PREFERRED RESPONSE 4

 

Femoroacetabular impingement is a mechanism for the development of early osteoarthritis for most nondysplastic hips. Early surgical intervention for treatment of femoroacetabular impingement, besides providing relief of symptoms, may decelerate the progression of the degenerative process for this group of young patients. There are two general types of femoroacetabular impingement. In cam impingement, the femoral deformity is usually a bump on the head-and-neck junction that impinges on the acetabular rim. The pincer type of impingement is caused by deformity on the acetabular side such as a deep socket or acetabular overcoverage due to retroversion. Both mechanisms create an obstacle for flexion and internal rotation.

 

(SAE08OS.110) Successful short-term outcomes following microfracture of the knee are associated with Review Topic

 

  1. a high fill-rate of the defect on MRI.
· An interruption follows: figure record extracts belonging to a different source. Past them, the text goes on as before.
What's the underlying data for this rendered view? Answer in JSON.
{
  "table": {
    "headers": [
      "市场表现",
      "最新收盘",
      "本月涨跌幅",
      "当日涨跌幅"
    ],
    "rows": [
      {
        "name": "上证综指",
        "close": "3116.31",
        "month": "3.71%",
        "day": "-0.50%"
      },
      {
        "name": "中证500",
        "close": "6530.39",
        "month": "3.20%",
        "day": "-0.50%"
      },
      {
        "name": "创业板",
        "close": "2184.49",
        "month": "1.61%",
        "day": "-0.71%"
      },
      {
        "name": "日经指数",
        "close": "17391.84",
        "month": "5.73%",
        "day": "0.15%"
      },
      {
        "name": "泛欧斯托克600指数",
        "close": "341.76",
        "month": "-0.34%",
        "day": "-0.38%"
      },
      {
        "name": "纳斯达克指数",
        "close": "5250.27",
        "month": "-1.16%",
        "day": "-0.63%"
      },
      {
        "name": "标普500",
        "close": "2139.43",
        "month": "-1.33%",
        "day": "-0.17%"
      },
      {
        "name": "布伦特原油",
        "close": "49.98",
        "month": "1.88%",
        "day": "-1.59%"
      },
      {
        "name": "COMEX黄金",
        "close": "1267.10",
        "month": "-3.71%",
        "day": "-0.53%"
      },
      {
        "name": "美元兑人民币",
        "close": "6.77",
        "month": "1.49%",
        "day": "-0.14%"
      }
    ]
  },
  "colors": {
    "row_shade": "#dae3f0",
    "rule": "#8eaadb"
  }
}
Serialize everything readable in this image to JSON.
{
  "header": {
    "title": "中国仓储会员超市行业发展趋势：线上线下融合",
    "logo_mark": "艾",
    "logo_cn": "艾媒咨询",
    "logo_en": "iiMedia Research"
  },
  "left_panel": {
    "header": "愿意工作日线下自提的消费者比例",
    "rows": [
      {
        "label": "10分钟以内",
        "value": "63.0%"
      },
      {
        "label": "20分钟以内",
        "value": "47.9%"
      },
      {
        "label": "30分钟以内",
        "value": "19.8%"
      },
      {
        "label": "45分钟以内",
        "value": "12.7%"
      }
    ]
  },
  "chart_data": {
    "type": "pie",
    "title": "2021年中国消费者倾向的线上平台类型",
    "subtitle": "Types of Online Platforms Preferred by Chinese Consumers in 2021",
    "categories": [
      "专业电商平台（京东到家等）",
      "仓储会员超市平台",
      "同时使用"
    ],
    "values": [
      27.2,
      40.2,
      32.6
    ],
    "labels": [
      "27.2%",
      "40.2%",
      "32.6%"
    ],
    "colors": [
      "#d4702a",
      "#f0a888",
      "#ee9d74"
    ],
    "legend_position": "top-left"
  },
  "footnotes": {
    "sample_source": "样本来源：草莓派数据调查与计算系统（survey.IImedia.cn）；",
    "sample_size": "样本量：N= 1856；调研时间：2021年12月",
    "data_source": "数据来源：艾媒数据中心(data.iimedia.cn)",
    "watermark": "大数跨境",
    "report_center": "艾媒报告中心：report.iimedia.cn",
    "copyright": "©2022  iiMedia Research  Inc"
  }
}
  2. a high body mass index.

  3. a long duration of preoperative symptoms.

  4. microfracture of the patella.

  5. anterior cruciate ligament insufficiency.

 

PREFERRED RESPONSE 1

 

Short-term outcome studies of microfracture show good success associated with three variables. These are high fill-rate on follow-up MRI of the defect, low body mass index, and a short duration of preoperative symptoms. Generally patellar microfracture results have been poor.

 

 

(SAE13SM.46) Chronic traumatic encephalopathy (CTE) is a neurodegenerative disease that is characterized by Review Topic

 

  1. onset most often by age 30.

  2. a temporary state of neuronal and axonal derangement.

  3. manifestations of affect such as apathy, irritability, and suicidal ideation.

  4. absence of gross pathological brain changes upon autopsy.

 

PREFERRED RESPONSE 3

 

CTE is a neurodegenerative disease that occurs years or decades after recovery from acute or postacute effects of head trauma. The exact relationship between concussion and CTE is not entirely clear; however, early behavioral manifestations of CTE have been described by family and providers to include apathy, irritability, and suicidal ideation. For some patients, cognitive difficulty such as poor episodic memory and executive function may be the first signs of CTE. Onset most often occurs in midlife after athletes have completed their sports careers, with mean age of onset at 42 years. The effects on the brain are degenerative, leading to a permanent state of derangement. Autopsy findings demonstrate multiple gross pathological findings. The condition is more common among contact athletes.